I understand that IF two edges of a generated path cross each other, I can just switch two points and they will no longer cross. HOWEVER - I do not understand how I can determine whether or not two edges cross.

To make my question clear, this is what I've done so far: (I did it in java)

1. I have an object called Point that represents a city, with an x and y coordinate.
2. I have a PointSet which has a set of Points contained in a List.
3. I have a method for PointSet called computeByNN() which arranges the PointSet in a fairly short manner through a Nearest Neighbor algorithm.

So now I have a sorted PointSet (not optimal, but still short) and I want to do 2-opt on it.
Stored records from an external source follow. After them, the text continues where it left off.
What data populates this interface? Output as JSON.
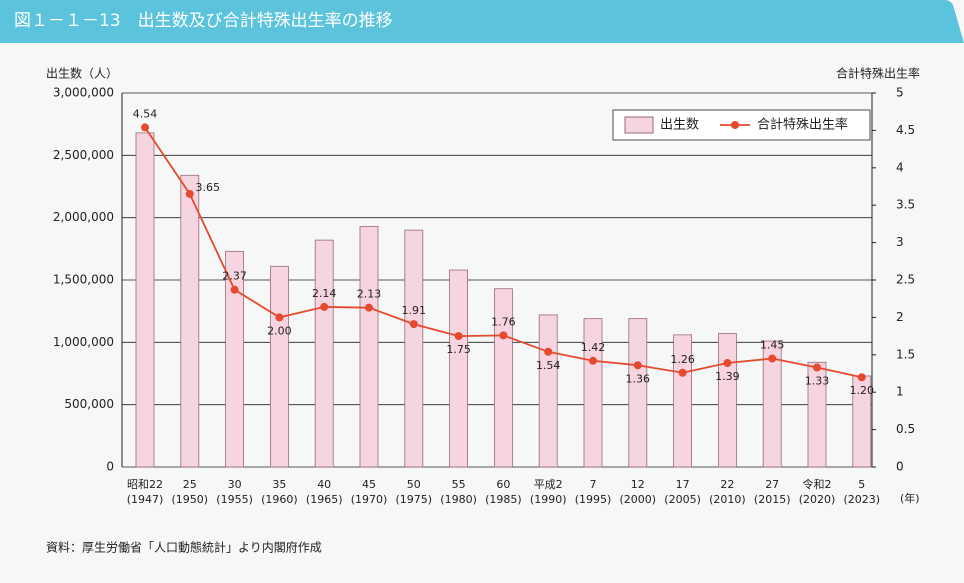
{
  "chart_data": {
    "type": "bar-line",
    "title": "図１－１－13　出生数及び合計特殊出生率の推移",
    "y_label": "出生数（人）",
    "y2_label": "合計特殊出生率",
    "x_unit": "(年)",
    "source": "資料：厚生労働省「人口動態統計」より内閣府作成",
    "categories": [
      [
        "昭和22",
        "(1947)"
      ],
      [
        "25",
        "(1950)"
      ],
      [
        "30",
        "(1955)"
      ],
      [
        "35",
        "(1960)"
      ],
      [
        "40",
        "(1965)"
      ],
      [
        "45",
        "(1970)"
      ],
      [
        "50",
        "(1975)"
      ],
      [
        "55",
        "(1980)"
      ],
      [
        "60",
        "(1985)"
      ],
      [
        "平成2",
        "(1990)"
      ],
      [
        "7",
        "(1995)"
      ],
      [
        "12",
        "(2000)"
      ],
      [
        "17",
        "(2005)"
      ],
      [
        "22",
        "(2010)"
      ],
      [
        "27",
        "(2015)"
      ],
      [
        "令和2",
        "(2020)"
      ],
      [
        "5",
        "(2023)"
      ]
    ],
    "series": [
      {
        "name": "出生数",
        "type": "bar",
        "color": "#f6d4e0",
        "values": [
          2680000,
          2340000,
          1730000,
          1610000,
          1820000,
          1930000,
          1900000,
          1580000,
          1430000,
          1220000,
          1190000,
          1190000,
          1060000,
          1070000,
          1010000,
          840000,
          730000
        ]
      },
      {
        "name": "合計特殊出生率",
        "type": "line",
        "axis": "y2",
        "color": "#e64a2e",
        "values": [
          4.54,
          3.65,
          2.37,
          2.0,
          2.14,
          2.13,
          1.91,
          1.75,
          1.76,
          1.54,
          1.42,
          1.36,
          1.26,
          1.39,
          1.45,
          1.33,
          1.2
        ],
        "value_labels": [
          "4.54",
          "3.65",
          "2.37",
          "2.00",
          "2.14",
          "2.13",
          "1.91",
          "1.75",
          "1.76",
          "1.54",
          "1.42",
          "1.36",
          "1.26",
          "1.39",
          "1.45",
          "1.33",
          "1.20"
        ]
      }
    ],
    "ylim": [
      0,
      3000000
    ],
    "yticks": [
      0,
      {
        "value": 500000,
        "label": "500,000"
      },
      {
        "value": 1000000,
        "label": "1,000,000"
      },
      {
        "value": 1500000,
        "label": "1,500,000"
      },
      {
        "value": 2000000,
        "label": "2,000,000"
      },
      {
        "value": 2500000,
        "label": "2,500,000"
      },
      {
        "value": 3000000,
        "label": "3,000,000"
      }
    ],
    "y2lim": [
      0,
      5
    ],
    "y2ticks": [
      0,
      0.5,
      1,
      1.5,
      2,
      2.5,
      3,
      3.5,
      4,
      4.5,
      5
    ],
    "grid": true,
    "legend": "top-right"
  }
}
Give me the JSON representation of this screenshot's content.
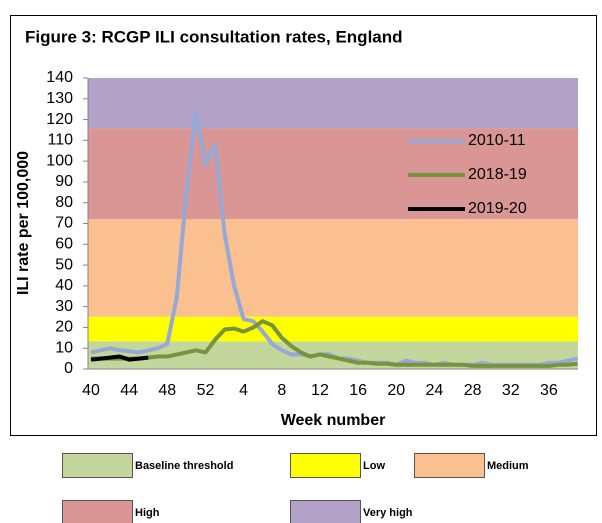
{
  "chart_data": {
    "type": "line",
    "title": "Figure 3: RCGP ILI consultation rates, England",
    "y_label": "ILI rate per 100,000",
    "x_label": "Week number",
    "categories": [
      40,
      null,
      null,
      null,
      44,
      null,
      null,
      null,
      48,
      null,
      null,
      null,
      52,
      null,
      null,
      null,
      4,
      null,
      null,
      null,
      8,
      null,
      null,
      null,
      12,
      null,
      null,
      null,
      16,
      null,
      null,
      null,
      20,
      null,
      null,
      null,
      24,
      null,
      null,
      null,
      28,
      null,
      null,
      null,
      32,
      null,
      null,
      null,
      36,
      null,
      null,
      null
    ],
    "ylim": [
      0,
      140
    ],
    "yticks": [
      0,
      10,
      20,
      30,
      40,
      50,
      60,
      70,
      80,
      90,
      100,
      110,
      120,
      130,
      140
    ],
    "bands": [
      {
        "name": "Baseline threshold",
        "color": "#c3d69b",
        "from": 0,
        "to": 13.3
      },
      {
        "name": "Low",
        "color": "#ffff00",
        "from": 13.3,
        "to": 25.2
      },
      {
        "name": "Medium",
        "color": "#fac090",
        "from": 25.2,
        "to": 72.1
      },
      {
        "name": "High",
        "color": "#d99694",
        "from": 72.1,
        "to": 115.9
      },
      {
        "name": "Very high",
        "color": "#b3a2c7",
        "from": 115.9,
        "to": 140
      }
    ],
    "series": [
      {
        "name": "2010-11",
        "color": "#95a8d6",
        "values": [
          8,
          9,
          10,
          9,
          8.5,
          8,
          9,
          10,
          12,
          35,
          85,
          124,
          98,
          108,
          65,
          40,
          24,
          23,
          18,
          12,
          9,
          7,
          7,
          6,
          7,
          7,
          5,
          5,
          4,
          3,
          3,
          3,
          2,
          4,
          3,
          3,
          2,
          3,
          2,
          2,
          2,
          3,
          2,
          2,
          2,
          2,
          2,
          2,
          3,
          3,
          4,
          5
        ]
      },
      {
        "name": "2018-19",
        "color": "#77933c",
        "values": [
          5,
          5,
          5,
          5,
          5,
          5,
          5.5,
          6,
          6,
          7,
          8,
          9,
          8,
          14,
          19,
          19.5,
          18,
          20,
          23,
          21,
          15,
          11,
          8,
          6,
          7,
          6,
          5,
          4,
          3,
          3,
          2.5,
          2.5,
          2,
          2,
          2,
          2,
          2,
          2,
          2,
          2,
          1.5,
          1.5,
          1.5,
          1.5,
          1.5,
          1.5,
          1.5,
          1.5,
          1.5,
          2,
          2,
          2.5
        ]
      },
      {
        "name": "2019-20",
        "color": "#000000",
        "values": [
          4.5,
          5,
          5.5,
          6,
          4.5,
          5,
          5.5,
          null,
          null,
          null,
          null,
          null,
          null,
          null,
          null,
          null,
          null,
          null,
          null,
          null,
          null,
          null,
          null,
          null,
          null,
          null,
          null,
          null,
          null,
          null,
          null,
          null,
          null,
          null,
          null,
          null,
          null,
          null,
          null,
          null,
          null,
          null,
          null,
          null,
          null,
          null,
          null,
          null,
          null,
          null,
          null,
          null
        ]
      }
    ]
  }
}
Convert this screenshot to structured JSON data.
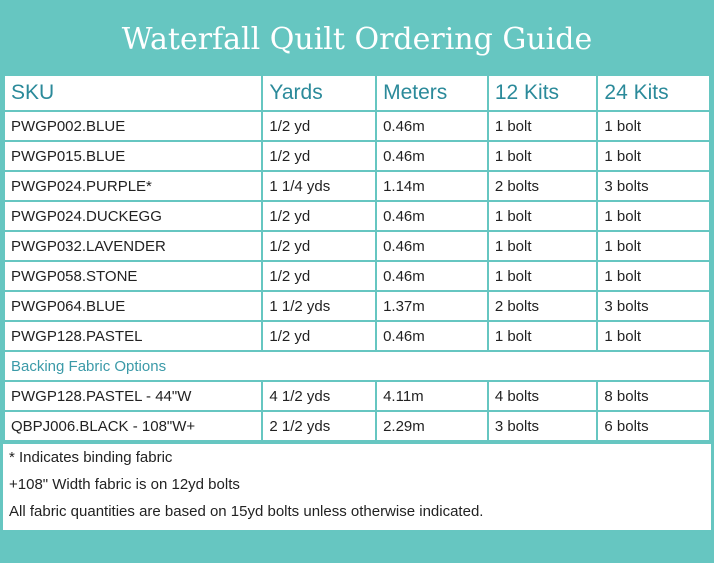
{
  "title": "Waterfall Quilt Ordering Guide",
  "headers": [
    "SKU",
    "Yards",
    "Meters",
    "12 Kits",
    "24 Kits"
  ],
  "rows": [
    [
      "PWGP002.BLUE",
      "1/2 yd",
      "0.46m",
      "1 bolt",
      "1 bolt"
    ],
    [
      "PWGP015.BLUE",
      "1/2 yd",
      "0.46m",
      "1 bolt",
      "1 bolt"
    ],
    [
      "PWGP024.PURPLE*",
      "1 1/4 yds",
      "1.14m",
      "2 bolts",
      "3 bolts"
    ],
    [
      "PWGP024.DUCKEGG",
      "1/2 yd",
      "0.46m",
      "1 bolt",
      "1 bolt"
    ],
    [
      "PWGP032.LAVENDER",
      "1/2 yd",
      "0.46m",
      "1 bolt",
      "1 bolt"
    ],
    [
      "PWGP058.STONE",
      "1/2 yd",
      "0.46m",
      "1 bolt",
      "1 bolt"
    ],
    [
      "PWGP064.BLUE",
      "1 1/2 yds",
      "1.37m",
      "2 bolts",
      "3 bolts"
    ],
    [
      "PWGP128.PASTEL",
      "1/2 yd",
      "0.46m",
      "1 bolt",
      "1 bolt"
    ]
  ],
  "backing_label": "Backing Fabric Options",
  "backing_rows": [
    [
      "PWGP128.PASTEL - 44\"W",
      "4 1/2 yds",
      "4.11m",
      "4 bolts",
      "8 bolts"
    ],
    [
      "QBPJ006.BLACK - 108\"W+",
      "2 1/2 yds",
      "2.29m",
      "3 bolts",
      "6 bolts"
    ]
  ],
  "notes": [
    "* Indicates binding fabric",
    "+108\" Width fabric is on 12yd bolts",
    "All fabric quantities are based on 15yd bolts unless otherwise indicated."
  ],
  "colors": {
    "accent": "#66c6c1",
    "heading_text": "#2b8a9a"
  }
}
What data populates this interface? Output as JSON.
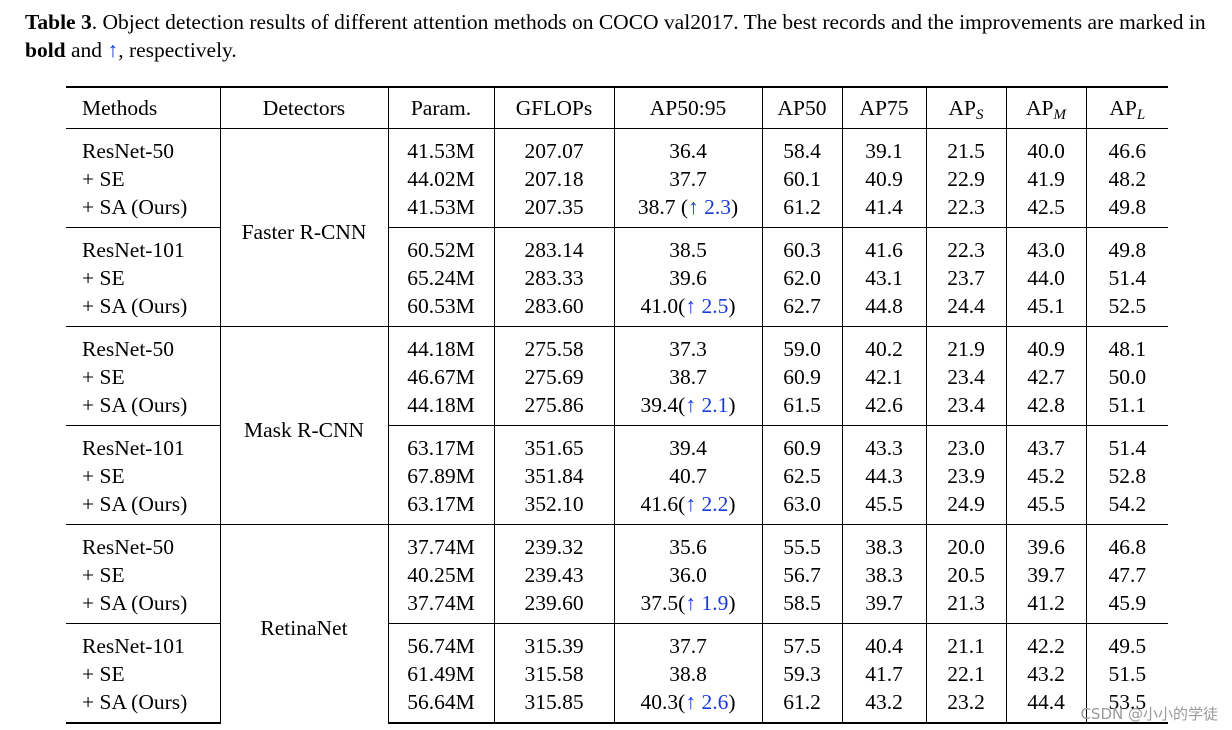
{
  "caption": {
    "label": "Table 3",
    "text_1": ". Object detection results of different attention methods on COCO val2017. The best records and the improvements are marked in ",
    "bold_word": "bold",
    "text_2": " and ",
    "arrow": "↑",
    "text_3": ", respectively."
  },
  "headers": {
    "methods": "Methods",
    "detectors": "Detectors",
    "param": "Param.",
    "gflops": "GFLOPs",
    "ap50_95": "AP50:95",
    "ap50": "AP50",
    "ap75": "AP75",
    "aps_base": "AP",
    "aps_sub": "S",
    "apm_base": "AP",
    "apm_sub": "M",
    "apl_base": "AP",
    "apl_sub": "L"
  },
  "detectors": [
    "Faster R-CNN",
    "Mask R-CNN",
    "RetinaNet"
  ],
  "rows": [
    {
      "method": "ResNet-50",
      "param": "41.53M",
      "gflops": "207.07",
      "ap": "36.4",
      "imp": "",
      "ap50": "58.4",
      "ap75": "39.1",
      "aps": "21.5",
      "apm": "40.0",
      "apl": "46.6"
    },
    {
      "method": "+ SE",
      "param": "44.02M",
      "gflops": "207.18",
      "ap": "37.7",
      "imp": "",
      "ap50": "60.1",
      "ap75": "40.9",
      "aps": "22.9",
      "apm": "41.9",
      "apl": "48.2"
    },
    {
      "method": "+ SA (Ours)",
      "param": "41.53M",
      "gflops": "207.35",
      "ap": "38.7",
      "imp": " (↑ 2.3)",
      "ap50": "61.2",
      "ap75": "41.4",
      "aps": "22.3",
      "apm": "42.5",
      "apl": "49.8"
    },
    {
      "method": "ResNet-101",
      "param": "60.52M",
      "gflops": "283.14",
      "ap": "38.5",
      "imp": "",
      "ap50": "60.3",
      "ap75": "41.6",
      "aps": "22.3",
      "apm": "43.0",
      "apl": "49.8"
    },
    {
      "method": "+ SE",
      "param": "65.24M",
      "gflops": "283.33",
      "ap": "39.6",
      "imp": "",
      "ap50": "62.0",
      "ap75": "43.1",
      "aps": "23.7",
      "apm": "44.0",
      "apl": "51.4"
    },
    {
      "method": "+ SA (Ours)",
      "param": "60.53M",
      "gflops": "283.60",
      "ap": "41.0",
      "imp": "(↑ 2.5)",
      "ap50": "62.7",
      "ap75": "44.8",
      "aps": "24.4",
      "apm": "45.1",
      "apl": "52.5"
    },
    {
      "method": "ResNet-50",
      "param": "44.18M",
      "gflops": "275.58",
      "ap": "37.3",
      "imp": "",
      "ap50": "59.0",
      "ap75": "40.2",
      "aps": "21.9",
      "apm": "40.9",
      "apl": "48.1"
    },
    {
      "method": "+ SE",
      "param": "46.67M",
      "gflops": "275.69",
      "ap": "38.7",
      "imp": "",
      "ap50": "60.9",
      "ap75": "42.1",
      "aps": "23.4",
      "apm": "42.7",
      "apl": "50.0"
    },
    {
      "method": "+ SA (Ours)",
      "param": "44.18M",
      "gflops": "275.86",
      "ap": "39.4",
      "imp": "(↑ 2.1)",
      "ap50": "61.5",
      "ap75": "42.6",
      "aps": "23.4",
      "apm": "42.8",
      "apl": "51.1"
    },
    {
      "method": "ResNet-101",
      "param": "63.17M",
      "gflops": "351.65",
      "ap": "39.4",
      "imp": "",
      "ap50": "60.9",
      "ap75": "43.3",
      "aps": "23.0",
      "apm": "43.7",
      "apl": "51.4"
    },
    {
      "method": "+ SE",
      "param": "67.89M",
      "gflops": "351.84",
      "ap": "40.7",
      "imp": "",
      "ap50": "62.5",
      "ap75": "44.3",
      "aps": "23.9",
      "apm": "45.2",
      "apl": "52.8"
    },
    {
      "method": "+ SA (Ours)",
      "param": "63.17M",
      "gflops": "352.10",
      "ap": "41.6",
      "imp": "(↑ 2.2)",
      "ap50": "63.0",
      "ap75": "45.5",
      "aps": "24.9",
      "apm": "45.5",
      "apl": "54.2"
    },
    {
      "method": "ResNet-50",
      "param": "37.74M",
      "gflops": "239.32",
      "ap": "35.6",
      "imp": "",
      "ap50": "55.5",
      "ap75": "38.3",
      "aps": "20.0",
      "apm": "39.6",
      "apl": "46.8"
    },
    {
      "method": "+ SE",
      "param": "40.25M",
      "gflops": "239.43",
      "ap": "36.0",
      "imp": "",
      "ap50": "56.7",
      "ap75": "38.3",
      "aps": "20.5",
      "apm": "39.7",
      "apl": "47.7"
    },
    {
      "method": "+ SA (Ours)",
      "param": "37.74M",
      "gflops": "239.60",
      "ap": "37.5",
      "imp": "(↑ 1.9)",
      "ap50": "58.5",
      "ap75": "39.7",
      "aps": "21.3",
      "apm": "41.2",
      "apl": "45.9"
    },
    {
      "method": "ResNet-101",
      "param": "56.74M",
      "gflops": "315.39",
      "ap": "37.7",
      "imp": "",
      "ap50": "57.5",
      "ap75": "40.4",
      "aps": "21.1",
      "apm": "42.2",
      "apl": "49.5"
    },
    {
      "method": "+ SE",
      "param": "61.49M",
      "gflops": "315.58",
      "ap": "38.8",
      "imp": "",
      "ap50": "59.3",
      "ap75": "41.7",
      "aps": "22.1",
      "apm": "43.2",
      "apl": "51.5"
    },
    {
      "method": "+ SA (Ours)",
      "param": "56.64M",
      "gflops": "315.85",
      "ap": "40.3",
      "imp": "(↑ 2.6)",
      "ap50": "61.2",
      "ap75": "43.2",
      "aps": "23.2",
      "apm": "44.4",
      "apl": "53.5"
    }
  ],
  "watermark": "CSDN @小小的学徒"
}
However, I don't know where to start. Should I check each and every line segment to see if they cross, and if they do, switch two points? I feel like that defeats the purpose of heuristics and it becomes a sort of brute force solution. Is there an efficient way to find if two segments of the tour cross?

I applogize if my question is not clear. I'll try to edit it to make it clearer if anyone needs me to.

Answer 1

If you like you can create a look-up table to detect crossed edges. For n = 1000, order 10^12 entries is obviously too extravagant. However you probably are most worried about the shorter edges? Suppose you aimed to include edges to about √n of the nearest neighbors for each node. Then you are only in the realm of megabytes of space and in any case O(n^2) preprocessing. From there it's a heuristic, so good luck!

Also will mention this can be done on the fly.